101. Lors de la cessation des activités d’un titulaire de permis de centre de la petite enfance ou d’un bureau coordonnateur de la garde en milieu familial, de sa dissolution ou de la révocation de son permis ou de son agrément, les actifs acquis à même les subventions sont cédés à une personne morale à but non lucratif poursuivant des objets similaires désignée par le ministre.
2005, c. 47, a. 101.
SECTION III
Abrogée, 2017, c. 31, a. 16.
2010, c. 39, a. 14; 2017, c. 31, a. 16.
101.1. (Abrogé).
2010, c. 39, a. 14; 2017, c. 31, a. 16.
101.2. (Abrogé).
2010, c. 39, a. 14; 2015, c. 8, a. 267; 2017, c. 31, a. 16.
CHAPITRE VII.1
PÉNALITÉS ADMINISTRATIVES
2010, c. 39, a. 14.
101.3. Une personne désignée par le ministre à cette fin peut imposer une pénalité administrative à un titulaire d’un permis ou à une personne responsable d’un service de garde en milieu familial reconnue lorsqu’elle constate que ce titulaire ou cette personne fait défaut de respecter l’une des dispositions des articles 78, 86 et 86.1.
Une telle personne peut également imposer une telle pénalité administrative lorsqu’elle constate qu’un titulaire d’un permis fait défaut de respecter un avis de non-conformité donné en vertu de l’article 65 à l’égard d’une contravention à l’une des dispositions du premier alinéa de l’article 5.1 et des articles 13, 14, 16, 20, 59.1, 59.2 et 102.
Le montant de la pénalité administrative est de 500 $.
2010, c. 39, a. 14; 2017, c. 31, a. 17.
101.4. Le gouvernement peut prévoir qu’un manquement à une disposition d’un règlement qu’il prend en application de la présente loi peut donner lieu à l’imposition d’une pénalité administrative par la personne désignée par le ministre.

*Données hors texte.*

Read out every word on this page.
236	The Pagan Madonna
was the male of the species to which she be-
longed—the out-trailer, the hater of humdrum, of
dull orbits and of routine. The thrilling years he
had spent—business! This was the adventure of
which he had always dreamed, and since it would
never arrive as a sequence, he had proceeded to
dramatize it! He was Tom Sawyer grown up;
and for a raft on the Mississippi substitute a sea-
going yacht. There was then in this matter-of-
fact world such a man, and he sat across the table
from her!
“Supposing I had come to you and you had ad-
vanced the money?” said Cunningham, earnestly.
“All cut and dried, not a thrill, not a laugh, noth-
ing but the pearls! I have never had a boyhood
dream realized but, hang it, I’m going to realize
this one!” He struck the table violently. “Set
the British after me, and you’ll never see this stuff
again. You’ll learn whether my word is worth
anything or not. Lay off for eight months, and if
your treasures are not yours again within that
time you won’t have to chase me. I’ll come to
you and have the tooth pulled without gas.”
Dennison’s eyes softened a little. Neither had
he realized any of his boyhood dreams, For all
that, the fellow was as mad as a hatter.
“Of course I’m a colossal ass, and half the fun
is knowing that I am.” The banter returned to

Un tel règlement peut également fixer le montant de la pénalité administrative ou prévoir des modes de calcul permettant d’établir celui-ci, lequel peut varier selon l’importance de la contravention aux normes.
Les montants de ces pénalités ne peuvent excéder le montant prévu à l’article 101.3.
2010, c. 39, a. 14.
101.5. Un manquement qui donne lieu à l’imposition d’une pénalité administrative constitue un manquement distinct pour chaque jour durant lequel il se poursuit.
2010, c. 39, a. 14.
101.6. L’imposition d’une pénalité administrative à une personne ne peut être cumulée avec une poursuite pénale intentée contre elle en raison d’une contravention à la même disposition et en raison des mêmes faits.
2010, c. 39, a. 14.
101.7. L’imposition d’une pénalité administrative se prescrit pour un an à compter de la date du manquement.
2010, c. 39, a. 14.
101.8. La personne désignée par le ministre impose une pénalité administrative à une personne par la notification d’un avis qui en énonce le montant, les motifs de son exigibilité, le droit d’en demander le réexamen par le ministre et, par la suite, de la contester devant le Tribunal administratif du Québec. Cet avis doit également comporter des renseignements sur les modalités de recouvrement du montant dû, notamment celles relatives à la déduction qui peut être faite sur tout versement de subvention à venir conformément à l’article 100 ou à la délivrance du certificat de recouvrement prévu par l’article 101.15 et à ses effets.
Le montant dû porte intérêt, au taux déterminé en vertu de l’article 28 de la Loi sur l’administration fiscale (chapitre A-6.002), à compter du 30e jour suivant la notification de l’avis.
L’avis interrompt la prescription à la date de la notification.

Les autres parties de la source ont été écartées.